Put that the Prime Minister had said this morning that his own brother-in-law thought that hospitals would be disadvantaged by the new proposals, the PMS replied that we were conscious that we had a job to do in explaining these reforms, which was what the Prime Minister had been doing this morning.
The PMS said that the NHS was a very large and complicated system. There would be a lot of scrutiny of that system whenever it was changed. The point the Prime Minister had been making was that we could not go on as we were. Demographic change, an ageing population and the increasing costs of healthcare meant that we needed to address this.
Asked if he was acknowledging that the Government had failed to make its case so far, the PMS replied that people would not necessarily question how the NHS worked when it wasn’t subject to change.

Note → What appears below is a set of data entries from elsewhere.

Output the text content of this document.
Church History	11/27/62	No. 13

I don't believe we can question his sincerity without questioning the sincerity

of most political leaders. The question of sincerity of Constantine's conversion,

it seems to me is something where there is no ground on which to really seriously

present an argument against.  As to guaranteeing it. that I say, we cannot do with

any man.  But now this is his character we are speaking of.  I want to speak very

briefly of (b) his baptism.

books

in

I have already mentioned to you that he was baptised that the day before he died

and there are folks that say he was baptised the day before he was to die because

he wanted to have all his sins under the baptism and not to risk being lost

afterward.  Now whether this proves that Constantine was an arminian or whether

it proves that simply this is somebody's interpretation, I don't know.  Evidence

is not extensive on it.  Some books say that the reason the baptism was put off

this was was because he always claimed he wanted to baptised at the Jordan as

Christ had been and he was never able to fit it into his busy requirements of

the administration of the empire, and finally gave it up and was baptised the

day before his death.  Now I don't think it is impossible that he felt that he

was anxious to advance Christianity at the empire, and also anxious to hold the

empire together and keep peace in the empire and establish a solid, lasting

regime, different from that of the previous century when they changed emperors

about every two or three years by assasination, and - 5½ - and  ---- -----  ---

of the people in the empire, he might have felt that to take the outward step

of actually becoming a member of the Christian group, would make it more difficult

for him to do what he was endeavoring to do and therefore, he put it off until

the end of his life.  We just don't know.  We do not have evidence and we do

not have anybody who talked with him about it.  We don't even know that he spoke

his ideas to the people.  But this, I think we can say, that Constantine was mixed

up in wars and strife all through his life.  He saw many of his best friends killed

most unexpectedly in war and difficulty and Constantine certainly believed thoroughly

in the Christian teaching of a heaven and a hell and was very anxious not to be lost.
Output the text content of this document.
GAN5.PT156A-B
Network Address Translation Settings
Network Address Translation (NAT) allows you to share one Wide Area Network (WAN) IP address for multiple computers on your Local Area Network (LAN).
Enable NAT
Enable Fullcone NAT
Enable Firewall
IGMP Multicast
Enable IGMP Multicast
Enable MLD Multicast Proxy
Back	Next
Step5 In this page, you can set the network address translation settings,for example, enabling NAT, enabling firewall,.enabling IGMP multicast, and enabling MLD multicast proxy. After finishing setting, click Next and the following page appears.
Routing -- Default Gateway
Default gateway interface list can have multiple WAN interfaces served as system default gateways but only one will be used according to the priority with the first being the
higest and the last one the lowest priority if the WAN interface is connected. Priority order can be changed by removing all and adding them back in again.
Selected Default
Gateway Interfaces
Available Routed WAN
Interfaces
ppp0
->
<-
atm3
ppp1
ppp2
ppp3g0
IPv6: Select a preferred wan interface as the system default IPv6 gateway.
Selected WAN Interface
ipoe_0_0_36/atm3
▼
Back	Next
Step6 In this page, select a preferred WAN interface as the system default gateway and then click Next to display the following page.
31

Asked what the Prime Minister thought about the Kings Fund research that claimed the NHS was not getting worse, as some Government Ministers had suggested, the PMS replied that it was his understanding that the research had looked at what had happened in the Health Service over a long time period.
The PMS said that people would expect, with medical and scientific advances, to see our ability to treat certain diseases improve. We also had to look to the future and realise that with an ageing population and costs of healthcare going up, there would be pressures going forward for the Health Service.
Put that the research had suggested that we were getting better faster than the countries we were currently lagging behind, the PMS said that there were problems to come in the Health Service if we did not change the system. We could not afford to increase funding on healthcare as quickly as in the past. This meant that we would have to try and improve the system and the way it worked.